Le témoin, contrairement au répétiteur, est celui qui “a vu”. Et ce qu’il nous faut voir, dès le départ, n’est pas quelque chose d’extérieur ou d’étranger à nous. Il ne s’agit pas d’accumuler plus d’informations, mais de se connaître nous-mêmes, de plus en plus profondément. L’autonomie constitue la base tout chemin spirituel parce que, comme le rappelait l’inscription sur le temple de Delphes, celui qui se connaît lui-même, connaît l’univers et les dieux.

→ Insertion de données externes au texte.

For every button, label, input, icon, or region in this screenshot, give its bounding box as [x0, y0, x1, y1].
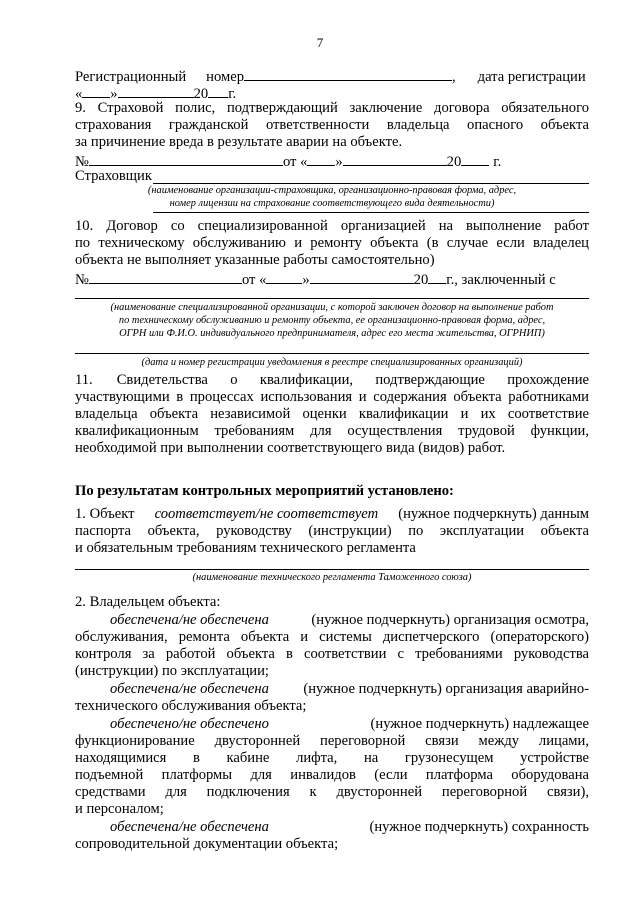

Seul celui qui parcourt ce chemin de connaissance de soi, qui le mène -généralement, par couches successives- à “nommer” tout ce qui bouge en son intérieur, à s’accepter d’une manière de plus en plus complète et à se reposer et vivre dans la profondeur de ce qu’il est, peut parler en première personne -peut être témoin seulement-.
La personne que l’on connaît de cette façon est témoin, même avant d’ouvrir la bouche. Car elle transmet ce qu’elle vit et sa seule présence constitue une invitation et un encouragement à se mettre en route. Un chemin qui requiert d’entraîner une attention soutenue, de développer une auto-acceptation croissante et de vivre un abandon inconditionnel et confiant à la sagesse qui régit tout le processus, à la vie qui, sous la forme d’un Ardent Désir, palpite inlassablement en notre intérieur.